Si la période semble bien courte pour assimiler toute l’information et suivre tous les processus, c’est parce que c’était le cas. Tout devait se faire en vitesse, y compris les réunions de comité. C’était un véritable tourbillon. Une mesure législative d’une telle importance pour beaucoup de travailleurs et d’entreprises ne devrait pas être étudiée de cette façon.

Entretemps, à l’autre endroit, le Comité permanent des ressources humaines, du développement des compétences, du développement social et de la condition des personnes handicapées a entendu le ministre le mardi 14 décembre. Plus tard le même jour, il a effectué l’étude article par article. Il a renvoyé le projet de loi avec deux amendements le jour où le comité sénatorial a présenté son rapport. Il y a ensuite eu consentement unanime à la Chambre des communes pour renvoyer le projet de loi amendé au Sénat.

Ainsi, chers collègues, le rapport d’étude préalable du Comité sénatorial permanent des affaires sociales, des sciences et de la technologie n’a eu aucune incidence sur les délibérations à l’autre endroit. Nous n’avons donc eu aucune influence sur l’élaboration du projet de loi ou la rédaction d’amendements pour combler des lacunes potentielles.

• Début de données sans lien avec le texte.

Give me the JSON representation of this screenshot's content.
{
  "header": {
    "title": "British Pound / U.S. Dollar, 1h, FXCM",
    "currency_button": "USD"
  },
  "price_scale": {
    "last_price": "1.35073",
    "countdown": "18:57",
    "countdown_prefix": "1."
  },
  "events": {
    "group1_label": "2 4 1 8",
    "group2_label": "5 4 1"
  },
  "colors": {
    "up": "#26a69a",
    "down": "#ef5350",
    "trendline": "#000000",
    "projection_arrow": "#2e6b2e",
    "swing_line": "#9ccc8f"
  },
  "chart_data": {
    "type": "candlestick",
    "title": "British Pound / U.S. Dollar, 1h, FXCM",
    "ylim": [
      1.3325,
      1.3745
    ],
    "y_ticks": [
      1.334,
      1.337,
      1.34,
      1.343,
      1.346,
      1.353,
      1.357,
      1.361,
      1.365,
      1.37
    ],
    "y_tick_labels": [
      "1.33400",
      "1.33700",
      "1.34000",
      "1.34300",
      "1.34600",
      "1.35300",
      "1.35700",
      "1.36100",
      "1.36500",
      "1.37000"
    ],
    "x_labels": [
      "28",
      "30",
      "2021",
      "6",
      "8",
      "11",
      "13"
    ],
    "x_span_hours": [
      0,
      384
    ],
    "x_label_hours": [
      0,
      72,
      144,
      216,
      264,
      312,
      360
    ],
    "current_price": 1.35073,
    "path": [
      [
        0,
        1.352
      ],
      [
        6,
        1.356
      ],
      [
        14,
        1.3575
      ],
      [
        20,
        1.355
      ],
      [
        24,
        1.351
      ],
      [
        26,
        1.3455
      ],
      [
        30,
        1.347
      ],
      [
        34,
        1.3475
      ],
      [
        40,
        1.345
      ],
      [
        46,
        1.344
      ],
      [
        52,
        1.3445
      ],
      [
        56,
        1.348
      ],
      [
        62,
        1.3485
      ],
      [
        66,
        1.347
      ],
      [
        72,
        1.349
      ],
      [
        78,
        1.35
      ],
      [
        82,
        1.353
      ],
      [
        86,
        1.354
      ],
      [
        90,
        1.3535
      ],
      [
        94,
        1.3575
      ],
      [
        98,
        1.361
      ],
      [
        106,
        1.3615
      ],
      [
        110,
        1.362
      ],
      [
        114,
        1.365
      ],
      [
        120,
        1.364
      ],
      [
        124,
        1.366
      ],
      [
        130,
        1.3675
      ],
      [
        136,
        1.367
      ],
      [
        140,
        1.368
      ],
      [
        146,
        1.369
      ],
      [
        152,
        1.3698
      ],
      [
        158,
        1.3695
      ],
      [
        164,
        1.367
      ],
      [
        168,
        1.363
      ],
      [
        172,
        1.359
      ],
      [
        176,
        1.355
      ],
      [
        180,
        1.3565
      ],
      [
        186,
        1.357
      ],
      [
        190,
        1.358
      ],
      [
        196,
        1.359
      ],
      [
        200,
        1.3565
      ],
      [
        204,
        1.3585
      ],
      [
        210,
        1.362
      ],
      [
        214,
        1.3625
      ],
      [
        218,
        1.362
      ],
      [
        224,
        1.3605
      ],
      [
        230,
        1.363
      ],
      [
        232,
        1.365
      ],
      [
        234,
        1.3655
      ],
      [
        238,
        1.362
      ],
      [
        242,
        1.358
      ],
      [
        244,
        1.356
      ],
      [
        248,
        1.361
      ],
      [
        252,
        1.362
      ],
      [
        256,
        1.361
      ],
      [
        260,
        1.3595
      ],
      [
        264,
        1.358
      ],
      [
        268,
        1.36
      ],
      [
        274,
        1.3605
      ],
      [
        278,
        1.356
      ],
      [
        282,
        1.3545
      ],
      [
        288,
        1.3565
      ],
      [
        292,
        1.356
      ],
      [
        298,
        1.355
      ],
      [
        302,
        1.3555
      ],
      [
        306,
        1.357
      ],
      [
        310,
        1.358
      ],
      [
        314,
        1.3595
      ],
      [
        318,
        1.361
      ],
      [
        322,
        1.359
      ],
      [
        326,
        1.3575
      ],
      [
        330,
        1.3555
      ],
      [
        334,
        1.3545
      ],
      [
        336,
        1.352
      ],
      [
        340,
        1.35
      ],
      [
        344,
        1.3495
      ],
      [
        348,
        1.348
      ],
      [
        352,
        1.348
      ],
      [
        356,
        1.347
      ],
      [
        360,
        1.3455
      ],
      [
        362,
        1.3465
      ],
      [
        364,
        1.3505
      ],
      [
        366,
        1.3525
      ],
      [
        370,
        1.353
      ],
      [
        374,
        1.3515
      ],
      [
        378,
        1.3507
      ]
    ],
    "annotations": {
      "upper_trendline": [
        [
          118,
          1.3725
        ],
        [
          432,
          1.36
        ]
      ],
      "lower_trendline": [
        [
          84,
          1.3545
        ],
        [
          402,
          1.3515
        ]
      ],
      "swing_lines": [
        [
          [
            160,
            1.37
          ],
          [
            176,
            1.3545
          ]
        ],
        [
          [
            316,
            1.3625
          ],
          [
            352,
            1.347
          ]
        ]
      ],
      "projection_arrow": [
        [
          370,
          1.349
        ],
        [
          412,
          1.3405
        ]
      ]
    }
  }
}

Étant donné que la Chambre des communes a déjà ajourné ses travaux pour la pause hivernale, et que le Sénat s’apprête à faire de même, nous devons maintenant déterminer si nous sommes prêts à défendre nos principes en rappelant la Chambre des communes si nécessaire pour adopter des amendements ou si nous allons, encore une fois, céder à la volonté de la Chambre élue en tenant un débat réduit au minimum.

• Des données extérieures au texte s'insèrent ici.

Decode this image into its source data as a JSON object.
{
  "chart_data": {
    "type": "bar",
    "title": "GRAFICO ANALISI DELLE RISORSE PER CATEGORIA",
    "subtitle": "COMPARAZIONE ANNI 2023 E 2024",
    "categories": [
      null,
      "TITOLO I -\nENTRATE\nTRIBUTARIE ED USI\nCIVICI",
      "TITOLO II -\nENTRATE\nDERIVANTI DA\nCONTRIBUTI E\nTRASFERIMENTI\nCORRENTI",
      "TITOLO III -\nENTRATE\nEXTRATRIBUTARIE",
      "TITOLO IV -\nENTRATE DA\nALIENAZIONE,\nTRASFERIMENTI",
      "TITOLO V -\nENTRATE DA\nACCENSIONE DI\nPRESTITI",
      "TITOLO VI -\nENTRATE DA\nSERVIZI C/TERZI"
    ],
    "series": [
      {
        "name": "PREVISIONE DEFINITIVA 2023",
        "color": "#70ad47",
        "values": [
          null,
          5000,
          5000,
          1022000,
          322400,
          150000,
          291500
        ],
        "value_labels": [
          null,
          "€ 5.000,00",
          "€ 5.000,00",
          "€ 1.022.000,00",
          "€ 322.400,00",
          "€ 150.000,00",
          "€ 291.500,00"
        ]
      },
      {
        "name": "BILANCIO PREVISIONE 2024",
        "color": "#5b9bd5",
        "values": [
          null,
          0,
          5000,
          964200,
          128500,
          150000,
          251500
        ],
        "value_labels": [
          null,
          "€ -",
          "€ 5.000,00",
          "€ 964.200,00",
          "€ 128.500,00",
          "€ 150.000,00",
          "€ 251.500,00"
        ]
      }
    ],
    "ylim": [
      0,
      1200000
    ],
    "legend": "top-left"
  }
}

Je suis tout à fait d’accord avec les commentaires formulés par le sénateur Tannas pendant le débat à l’étape de la deuxième lecture. En effet, il a très clairement dénoncé ce mépris lamentable pour le Sénat et la tradition établie depuis longtemps voulant que nous fassions un second examen objectif. Le sénateur Downe a aussi exprimé les mêmes doléances lorsqu’il s’est exprimé au sujet de l’amendement du sénateur White, et d’autres ont fait aussi.

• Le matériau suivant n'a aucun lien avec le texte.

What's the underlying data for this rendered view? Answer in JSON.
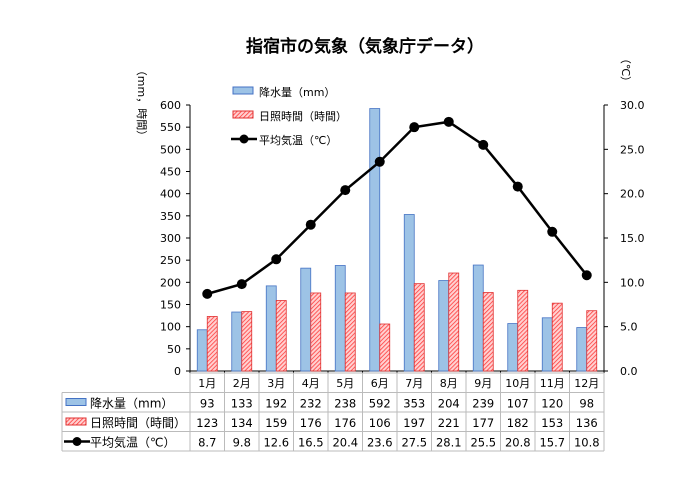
{
  "chart_data": {
    "type": "bar+line",
    "title": "指宿市の気象（気象庁データ）",
    "ylabel_left": "（mm，時間）",
    "ylabel_right": "（℃）",
    "ylim_left": [
      0,
      600
    ],
    "yticks_left": [
      "0",
      "50",
      "100",
      "150",
      "200",
      "250",
      "300",
      "350",
      "400",
      "450",
      "500",
      "550",
      "600"
    ],
    "ylim_right": [
      0,
      30
    ],
    "yticks_right": [
      "0.0",
      "5.0",
      "10.0",
      "15.0",
      "20.0",
      "25.0",
      "30.0"
    ],
    "categories": [
      "1月",
      "2月",
      "3月",
      "4月",
      "5月",
      "6月",
      "7月",
      "8月",
      "9月",
      "10月",
      "11月",
      "12月"
    ],
    "legend_position": "top-left",
    "grid": false,
    "series": [
      {
        "name": "降水量（mm）",
        "type": "bar",
        "axis": "left",
        "color": "#9dc3e6",
        "values": [
          93,
          133,
          192,
          232,
          238,
          592,
          353,
          204,
          239,
          107,
          120,
          98
        ]
      },
      {
        "name": "日照時間（時間）",
        "type": "bar",
        "axis": "left",
        "color": "#ff4d4d",
        "pattern": "hatched",
        "values": [
          123,
          134,
          159,
          176,
          176,
          106,
          197,
          221,
          177,
          182,
          153,
          136
        ]
      },
      {
        "name": "平均気温（℃）",
        "type": "line",
        "axis": "right",
        "color": "#000000",
        "values": [
          "8.7",
          "9.8",
          "12.6",
          "16.5",
          "20.4",
          "23.6",
          "27.5",
          "28.1",
          "25.5",
          "20.8",
          "15.7",
          "10.8"
        ]
      }
    ]
  }
}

J’ai bien peur que nous soyons passés de la Chambre de second examen objectif à la Chambre des formalités.

Jeudi dernier, j’ai été nommé porte-parole de l’opposition officielle. Mon bureau a immédiatement demandé la tenue de l’habituelle séance d’information pour le porte-parole avant la comparution du ministre au comité le lundi suivant. Le vendredi, le bureau du ministre nous a dit que ce n’était pas possible, car les fonctionnaires devaient préparer deux réunions de comité. Nous nous sommes donc contentés d’obtenir des réponses écrites. Ces réponses nous sont uniquement parvenues après la comparution du ministre devant le comité.

Honorables sénateurs, je sais que bon nombre d’entre vous n’ont peut-être jamais été porte-parole d’un projet de loi, et que certains n’ont même jamais été parrain. Selon moi, le rôle du porte-parole est extrêmement important. Ce dernier doit poser les questions difficiles. Quand un porte-parole fait bien son travail, le travail de second examen objectif peut prendre tout son sens. Quand il ne peut pas bien faire son travail, le second examen objectif n’est qu’un slogan.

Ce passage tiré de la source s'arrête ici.